Tax secrecy has a high priority in Germany. Since taxpayers must fully disclose their tax details to the financial authorities within the framework of their cooperation obligations, the privacy of their information must be ensured. This is ensured by the General Data Protection Regulation (GDPR) and tax secrecy provisions (§§ 30 et seq. of the German Tax Code (AO)). The provisions of the §§ 30 et seq. AO regulate who must protect tax secrecy and under what conditions the disclosure or utilisation of data (which is subject to tax secrecy) is permitted. Tax secrecy thus serves to protect the taxpayer.
A breach of tax secrecy can only be permitted under very strict conditions. Any disclosure of information which is subject to tax secrecy is normally only permitted if expressly authorised by law, if the person concerned agrees to the disclosure, or if there is a compelling public interest in the tax data in question.
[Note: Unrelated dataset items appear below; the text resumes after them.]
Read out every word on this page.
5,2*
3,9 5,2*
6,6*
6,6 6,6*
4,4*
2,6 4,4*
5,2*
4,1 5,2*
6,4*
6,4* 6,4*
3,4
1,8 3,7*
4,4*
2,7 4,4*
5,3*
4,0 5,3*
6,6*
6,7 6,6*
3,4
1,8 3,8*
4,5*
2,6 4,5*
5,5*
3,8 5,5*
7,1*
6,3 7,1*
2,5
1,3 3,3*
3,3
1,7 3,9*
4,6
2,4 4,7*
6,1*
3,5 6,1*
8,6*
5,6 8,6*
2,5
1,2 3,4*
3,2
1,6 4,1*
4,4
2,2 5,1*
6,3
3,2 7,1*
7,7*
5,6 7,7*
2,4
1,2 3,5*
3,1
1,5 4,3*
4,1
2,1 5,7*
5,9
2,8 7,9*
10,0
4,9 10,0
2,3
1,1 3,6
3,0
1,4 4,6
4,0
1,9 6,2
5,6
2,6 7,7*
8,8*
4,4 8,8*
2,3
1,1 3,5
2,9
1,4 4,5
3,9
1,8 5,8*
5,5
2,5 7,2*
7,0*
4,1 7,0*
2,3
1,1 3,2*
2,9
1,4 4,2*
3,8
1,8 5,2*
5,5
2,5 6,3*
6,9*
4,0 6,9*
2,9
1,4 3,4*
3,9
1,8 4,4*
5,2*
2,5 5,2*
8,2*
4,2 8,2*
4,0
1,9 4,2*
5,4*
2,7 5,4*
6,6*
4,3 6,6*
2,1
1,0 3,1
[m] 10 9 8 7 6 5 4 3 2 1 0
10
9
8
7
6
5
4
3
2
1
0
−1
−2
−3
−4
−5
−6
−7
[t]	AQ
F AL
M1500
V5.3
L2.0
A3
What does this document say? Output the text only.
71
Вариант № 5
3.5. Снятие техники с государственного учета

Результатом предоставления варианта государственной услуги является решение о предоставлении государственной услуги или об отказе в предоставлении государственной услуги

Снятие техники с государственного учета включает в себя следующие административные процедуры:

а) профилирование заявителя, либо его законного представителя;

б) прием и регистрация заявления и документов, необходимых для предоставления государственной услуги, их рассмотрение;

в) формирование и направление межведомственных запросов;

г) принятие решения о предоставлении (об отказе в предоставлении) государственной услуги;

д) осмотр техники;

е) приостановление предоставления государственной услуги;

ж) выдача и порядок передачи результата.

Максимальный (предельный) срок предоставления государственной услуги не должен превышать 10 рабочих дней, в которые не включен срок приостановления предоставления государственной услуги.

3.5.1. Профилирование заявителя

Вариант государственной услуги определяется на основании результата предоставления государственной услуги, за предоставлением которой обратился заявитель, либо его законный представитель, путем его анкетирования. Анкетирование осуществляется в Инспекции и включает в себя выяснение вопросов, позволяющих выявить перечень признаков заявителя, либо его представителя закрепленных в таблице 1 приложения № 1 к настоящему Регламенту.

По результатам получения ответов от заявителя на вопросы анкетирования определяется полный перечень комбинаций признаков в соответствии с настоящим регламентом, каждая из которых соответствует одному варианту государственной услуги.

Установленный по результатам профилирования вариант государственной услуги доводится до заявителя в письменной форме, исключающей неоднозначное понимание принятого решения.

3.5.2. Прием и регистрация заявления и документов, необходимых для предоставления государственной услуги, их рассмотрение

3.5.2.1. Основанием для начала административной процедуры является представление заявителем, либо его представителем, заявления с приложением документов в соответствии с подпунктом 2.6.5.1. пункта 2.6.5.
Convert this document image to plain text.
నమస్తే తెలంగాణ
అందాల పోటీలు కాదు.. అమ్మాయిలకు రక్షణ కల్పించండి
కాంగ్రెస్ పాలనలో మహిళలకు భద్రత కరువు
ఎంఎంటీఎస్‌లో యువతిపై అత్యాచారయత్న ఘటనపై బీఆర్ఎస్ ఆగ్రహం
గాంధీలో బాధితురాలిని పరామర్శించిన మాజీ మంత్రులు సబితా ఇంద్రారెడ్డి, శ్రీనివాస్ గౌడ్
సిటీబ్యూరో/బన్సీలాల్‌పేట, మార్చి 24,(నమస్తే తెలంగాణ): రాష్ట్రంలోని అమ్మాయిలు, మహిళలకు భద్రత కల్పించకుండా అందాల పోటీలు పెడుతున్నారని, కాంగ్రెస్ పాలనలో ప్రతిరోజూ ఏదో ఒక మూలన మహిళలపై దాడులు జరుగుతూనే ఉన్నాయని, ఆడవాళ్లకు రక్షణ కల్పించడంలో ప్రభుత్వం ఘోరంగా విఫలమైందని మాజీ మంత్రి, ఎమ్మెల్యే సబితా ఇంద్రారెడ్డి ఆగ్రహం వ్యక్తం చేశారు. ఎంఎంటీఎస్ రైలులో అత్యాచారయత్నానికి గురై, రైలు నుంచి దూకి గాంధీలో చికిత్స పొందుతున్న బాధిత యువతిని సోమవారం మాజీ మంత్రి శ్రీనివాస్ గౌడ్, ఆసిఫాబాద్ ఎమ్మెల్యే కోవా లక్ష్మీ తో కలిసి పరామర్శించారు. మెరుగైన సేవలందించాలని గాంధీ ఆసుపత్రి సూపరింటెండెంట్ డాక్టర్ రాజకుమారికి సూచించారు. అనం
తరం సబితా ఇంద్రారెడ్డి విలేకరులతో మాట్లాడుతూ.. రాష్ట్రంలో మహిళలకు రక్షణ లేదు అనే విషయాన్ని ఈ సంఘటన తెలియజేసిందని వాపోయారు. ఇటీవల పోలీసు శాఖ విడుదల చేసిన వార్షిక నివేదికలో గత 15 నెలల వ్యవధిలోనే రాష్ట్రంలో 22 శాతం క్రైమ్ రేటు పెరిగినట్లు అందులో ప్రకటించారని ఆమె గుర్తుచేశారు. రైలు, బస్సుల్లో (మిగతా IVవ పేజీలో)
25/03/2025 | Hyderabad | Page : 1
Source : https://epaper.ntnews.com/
This is why the disclosure by the tax authorities of data for voluntary reporting initiatives – like the Extractive Industries Transparency Initiative – requires the explicit consent of the companies concerned. Because reconciliation regarding tax payments within the framework of the EITI process was carried out with the tax authorities for the first and second D-EITI report, the permission of the taxpayer in the form of a power of attorney for the Independent Administrator was required in each case for each of the finance authorities involved to query the relevant tax data. For this year’s reporting the D-EITI is for the third time applying an alternative procedure for assuring the quality of the payments disclosed by the reporting companies (see chapter 10). With this procedure it is not necessary to obtain a release from tax secrecy and thus the considerable extra work that this involves for companies and the tax authorities, as the data is only collected from the company and not from the tax authorities.